I stuck through Louis van Gaal and even Rangnick, because I understood what the latter was trying to do. I was hopeful for Ten Hag, but when he sacrificed his style of football to play passes back and forth, I lost interest.
I did not watch the FA Cup Final and I don’t care about the result. I’m still watching football, although I’ve found myself drifting away more and more. Faced with the choice of watching Man Utd or doing chores? I’d do the chores. But the main point and the reason I’m in favor of Jane’s message? People who grow up in the culture don’t really have a choice.
Leave them alone.
Mario Pulver
Red cartel? It’s about protecting the league…
I thought I might weigh in, even though this has probably been covered. There seems to be this whole debate over whether people’s motives are to protect the league or whether it is just mere tribalism and ABC (the new ABU) rhetoric. There clearly is some of that going on but people need to understand what the point of these rules are. There is some BS doing the rounds about protecting the long term future of the clubs, non-playing staff, lower league clubs, grass roots, blah blah blah. But the main reason is to keep the game competitive and that is really the only reason that matters.
People argue that if we removed the regulations then it becomes an open playing field for everyone but how likely is we are going to get 20 state-owned clubs in the Premier League? All that will happen is the state-owned clubs will get further and further ahead at an alarming rate. We always hear the cliché ‘there are no easy games in the premier league’. Which is still true for most games right now but how true would that be if we had 4 Man Citys (and yes it is Citys not Cities), destroying the other 15 (had to check the math on this one) teams every time they played them?

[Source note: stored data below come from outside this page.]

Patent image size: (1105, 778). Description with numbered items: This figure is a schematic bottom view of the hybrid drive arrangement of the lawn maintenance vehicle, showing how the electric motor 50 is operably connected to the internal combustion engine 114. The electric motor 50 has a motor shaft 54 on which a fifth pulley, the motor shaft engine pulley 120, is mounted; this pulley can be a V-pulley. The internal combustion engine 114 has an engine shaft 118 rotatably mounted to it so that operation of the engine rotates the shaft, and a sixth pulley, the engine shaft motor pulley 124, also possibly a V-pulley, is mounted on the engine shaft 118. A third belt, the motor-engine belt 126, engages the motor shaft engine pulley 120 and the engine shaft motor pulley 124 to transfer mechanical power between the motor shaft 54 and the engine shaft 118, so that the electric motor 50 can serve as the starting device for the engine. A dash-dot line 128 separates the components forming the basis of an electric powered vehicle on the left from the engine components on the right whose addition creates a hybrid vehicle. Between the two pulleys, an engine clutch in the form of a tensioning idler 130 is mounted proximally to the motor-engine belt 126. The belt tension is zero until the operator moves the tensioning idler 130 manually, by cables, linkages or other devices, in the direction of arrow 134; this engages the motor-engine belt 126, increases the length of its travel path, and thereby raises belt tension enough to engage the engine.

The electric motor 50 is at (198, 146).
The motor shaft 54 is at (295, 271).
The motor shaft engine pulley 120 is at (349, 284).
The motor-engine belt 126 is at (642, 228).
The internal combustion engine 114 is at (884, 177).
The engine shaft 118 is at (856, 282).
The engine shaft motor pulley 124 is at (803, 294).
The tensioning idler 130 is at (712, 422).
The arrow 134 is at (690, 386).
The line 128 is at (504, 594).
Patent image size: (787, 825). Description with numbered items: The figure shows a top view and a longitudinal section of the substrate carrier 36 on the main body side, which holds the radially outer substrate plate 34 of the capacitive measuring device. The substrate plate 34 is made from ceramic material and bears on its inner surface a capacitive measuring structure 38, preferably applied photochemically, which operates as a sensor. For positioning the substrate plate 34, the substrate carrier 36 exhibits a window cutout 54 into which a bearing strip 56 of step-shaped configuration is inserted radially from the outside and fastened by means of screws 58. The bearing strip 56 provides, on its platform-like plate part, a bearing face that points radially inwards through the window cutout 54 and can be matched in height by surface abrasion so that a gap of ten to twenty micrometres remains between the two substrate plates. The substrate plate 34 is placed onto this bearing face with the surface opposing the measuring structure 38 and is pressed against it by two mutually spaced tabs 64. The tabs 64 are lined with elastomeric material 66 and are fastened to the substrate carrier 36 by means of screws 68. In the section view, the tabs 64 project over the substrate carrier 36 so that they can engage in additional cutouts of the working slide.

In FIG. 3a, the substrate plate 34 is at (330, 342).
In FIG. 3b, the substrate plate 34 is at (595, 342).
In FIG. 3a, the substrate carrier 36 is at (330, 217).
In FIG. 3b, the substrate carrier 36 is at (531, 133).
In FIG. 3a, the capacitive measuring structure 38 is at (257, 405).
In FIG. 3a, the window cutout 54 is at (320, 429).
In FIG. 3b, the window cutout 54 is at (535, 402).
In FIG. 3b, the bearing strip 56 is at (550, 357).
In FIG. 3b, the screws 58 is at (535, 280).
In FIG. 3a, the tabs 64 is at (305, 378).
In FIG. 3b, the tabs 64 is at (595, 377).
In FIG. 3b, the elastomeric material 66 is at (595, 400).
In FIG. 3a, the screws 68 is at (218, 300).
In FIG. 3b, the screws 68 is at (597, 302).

Again, people argue that this already happening with the top clubs moving further further away which is true but it is happening at a much slower pace. Look at what Villa have achieved this season. That is never happening if we had 4 state-owned clubs. I would argue, that with clubs (most clubs) following the FFP guidelines, we are seeing that gap close.
Every team going into matches against Man U, Liverpool, Arsenal and Chelsea believe they can win, home or away. The league is clearly competitive for everyone following the rules. In other sports they recognise the need for competitiveness. We have wage caps in the MLS, the draft system in the NFL, handicapping in horse racing etc. FFP was supposed to be football’s solution to this problem.
It’s never been about protecting individual clubs, the red cartel, the status quo or whatever other conspiracy theories people might have. It’s about protecting the sport as a whole for the next 20 years or so. Because lets face it, AI will have come up with a much more entertaining sport by then and no one will care about football anyway.
Seamus, Sweden
P.S Whoever came up with the idea of playing the youth team against Man City every week is a genius. That would most definitely work.
Rules are rules
Mark, I think it is you who is fundamentally misunderstanding things here.
When you sign up to a competition, you agree to the rules.
But you ask, if the rules change then are you beholden to agree with them? No matter what the change is? Rules that were changed in December 2021 and then revised again in 2024? Not the rules that City have signed up for. That’s your argument, that City didn’t didn’t agree with the rule changes.
Well boo-hoo pal, City don’t need to agree to anything. The majority need to agree to the rule changes, and the majority did, twice. That’s called democracy (or “tyranny of the majority” if you are Mark, it seems).